De Bruijn Sequence and Universal Cycle Constructions

Maximum discrepancy Output
Order $n$
Properties of binary DB sequences =

As articulated in [Gol81], binary DB sequences:

  • are balanced: they contain the same number of 0s and 1s;
  • satisfy a run property: there are an equal number of contiguous runs of 0s and 1s of the same length in the sequence,
  • satisfy a span-$n$ property: they contain every distinct length $n$ binary string as a substring.
Despite these properties, many DB sequences display other properties that are far from random. For instance, a DB sequence known to be generated by a linear feedback shift register can be completely determined after reading only $2n$ bits [Mas69]. In the greedy Prefer-largest construction, as one would expect, the resulting DB sequence has a much higher ratio of 1s to 0s at the start of the sequence. One measure that accounts for this is the discrepancy: the maximum absolute difference between the number of 0s and 1s in any substring of a given sequence. For instance, the discrepancy in the DB sequence \[\underline{1111110111100111010111}000110110100110010110000101010001001000000 \] is $|17-5|=12$ as witnessed by the underlined substring. The sequences generated by this binary Prefer-largest greedy construction are known to have discrepancy $\Theta(\frac{2^n\log n}{n})$ [CH10].

Discrepancies of binary DB sequences

The DB sequences with the smallest discrepancy are based on the complementing cycling register (CCR). It is easy to prove that the two CCR concatenation constructions in [GS18], which correspond to the shift-rules CCR2 and CCR3, have discrepancy less than $2n$. This is because the maximum discrepancy in any single CCR cycle is $n$ [GS17]. Experimentally, the shift rule by Huang [H90] demonstrates slightly smaller discrepancy, though no formal analysis has been given.

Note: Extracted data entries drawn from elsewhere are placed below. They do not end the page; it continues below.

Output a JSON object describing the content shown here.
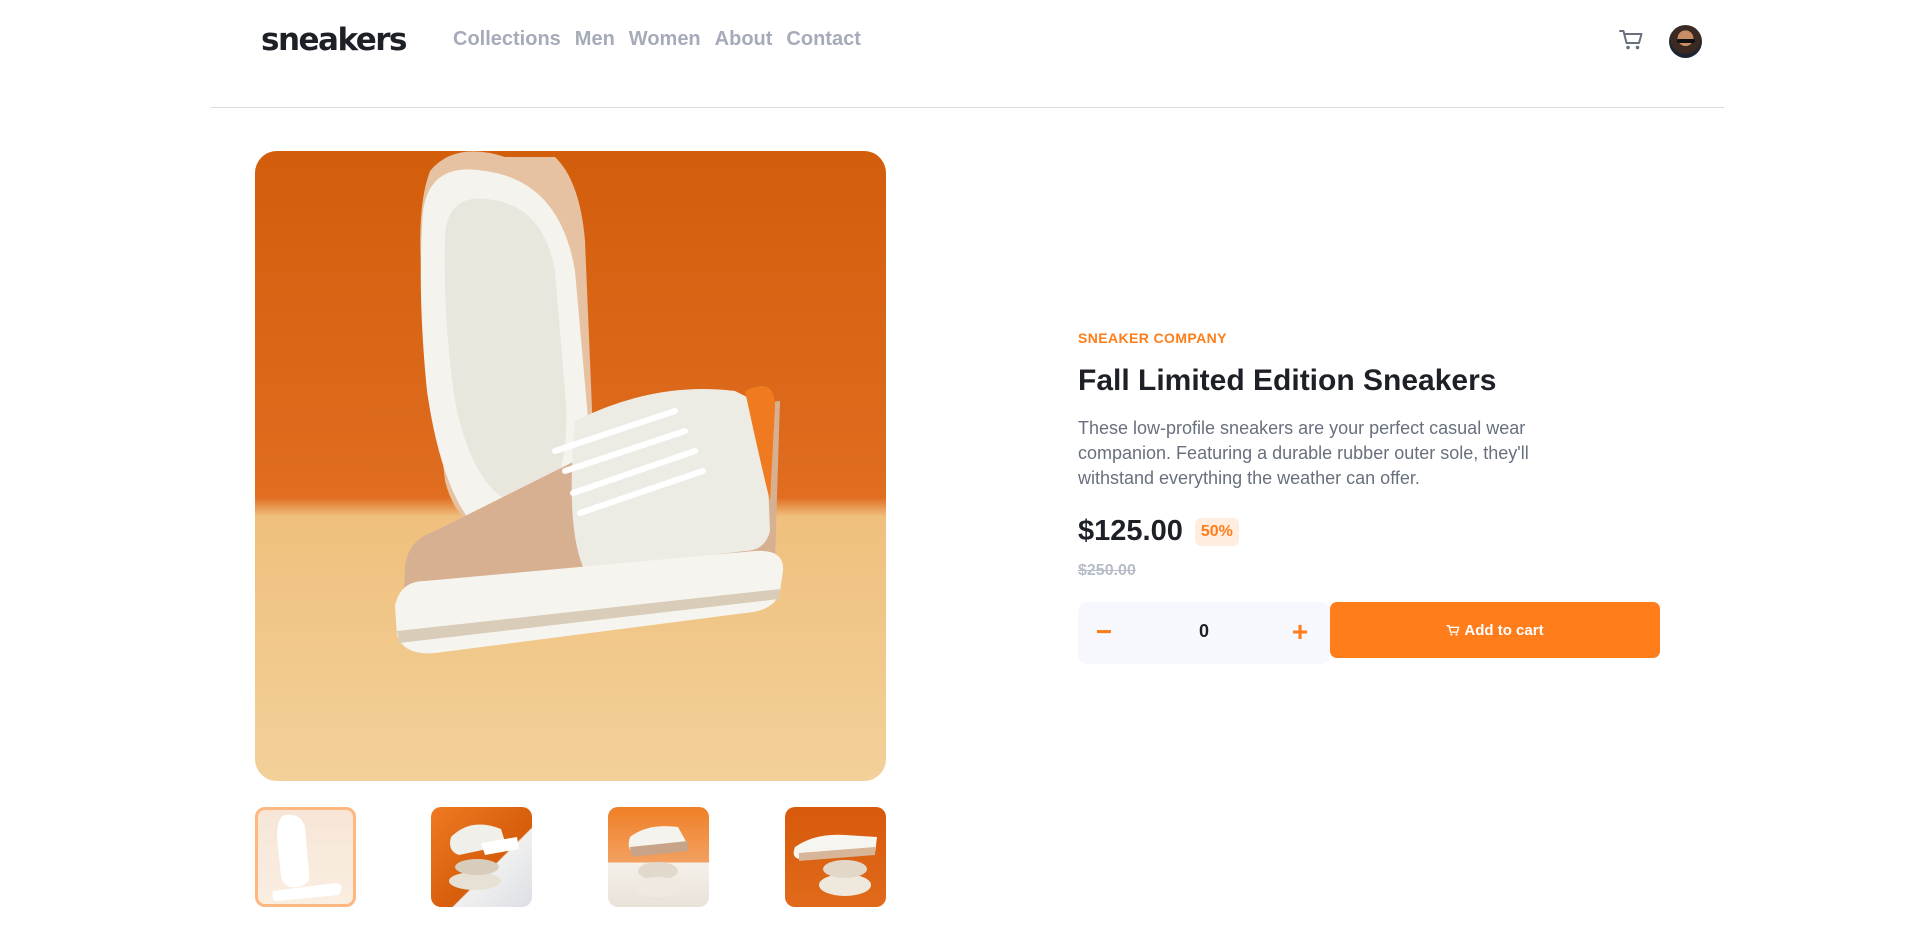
{
  "header": {
    "logo": "sneakers",
    "nav": [
      "Collections",
      "Men",
      "Women",
      "About",
      "Contact"
    ],
    "cart_icon": "cart-icon",
    "avatar_icon": "avatar"
  },
  "product": {
    "company": "SNEAKER COMPANY",
    "title": "Fall Limited Edition Sneakers",
    "description": "These low-profile sneakers are your perfect casual wear companion. Featuring a durable rubber outer sole, they'll withstand everything the weather can offer.",
    "price": "$125.00",
    "discount": "50%",
    "original_price": "$250.00",
    "quantity": "0",
    "minus_label": "−",
    "plus_label": "+",
    "add_to_cart_label": "Add to cart"
  },
  "gallery": {
    "selected_index": 0,
    "thumbnail_count": 4
  },
  "colors": {
    "accent": "#ff7d1a",
    "accent_pale": "#ffede0",
    "dark": "#1d2026",
    "muted": "#68707d"
  }
}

The greedy Prefer-same and Prefer-opposite, along with the lexicographic composition concatenation approach all appear to have discrepancies of $O(n^2)$. The table below summarizes their discrepancies along with the four shift rules based on the CCR.

          

The DB sequences with the maximal discrepancy can be obtained by considering weight (density) ranges. By taking a universal cycle $U_1$ for all binary strings with weight from 0 to $\lceil n/2 \rceil -1$ and joining it with a universal cycle $U_2$ for all binary strings with weights from $\lceil n/2 \rceil$ to $n$, the discrepancy will be close to the discrepancy of $U_1$, which is ${n-1 \choose \lfloor n/2 \rfloor}$. It is conjectured that the maximal discrepancy for any DB sequence is ${n-1 \choose \lfloor n/2 \rfloor} + \lfloor n/2 \rfloor$, which by Stirling's approximation is $\Theta(\frac{2^n}{\sqrt{n}})$. This is exactly the discrepancy obtained by this construction, which is available for generation and download above [GS20]. The table below shows the discrepancy of this sequence, along with the cool-lex concatenation construction which is also based on weight ranges. The table also illustrates the discrepancies for the shift rules PCR1 (Granddaddy), PCR2 (Grandmama), PCR3, and PCR4.

          

The "Random" column is obtained by taking the average discrepancy of 10000 random sequences of length $2^n$. Such a random sequence is expected to have discrepancy $\Theta(2^{n/2} \sqrt{\log n})$. It remains an open problem to define/construct a DB sequence that is provably close to these random values. Experimentally, the shift-rule PCR4 constructs a DB sequence that is closest to the expected discrepancy of a random sequence.

Download source code

» Weight range C program

References

  • [CH10] J. Cooper and C. Heitsch. The discrepancy of the lex-least de Bruijn sequence. Discrete Math., 310(6-7):1152-1159, 2010.

  • [Gol81] S. W. Golomb. Shift Register Sequences. Aegean Park Press, Laguna Hills, CA, USA, 1981.

  • [GS17] D. Gabric and J. Sawada. A de Bruijn sequence construction by concatenating cycles of the complemented cycling register. In Combinatorics on words, volume 10432 of Lecture Notes in Comput. Sci., pages 49-58. Springer, Cham, 2017.

  • [GS18] D. Gabric and J. Sawada. Constructing de Bruijn sequences by concatenating smaller universal cycles. Theoret. Comput. Sci., 743:12-22, 2018.

  • [GS20] D. Gabric and J. Sawada. Investigating the discrepancy property of de Bruijn sequences. Manuscript, 2020.

  • [Mas69] J. Massey. Shift-register synthesis and BCH decoding. IEEE Transactions on Information Theory, 15(1):122–127,1969.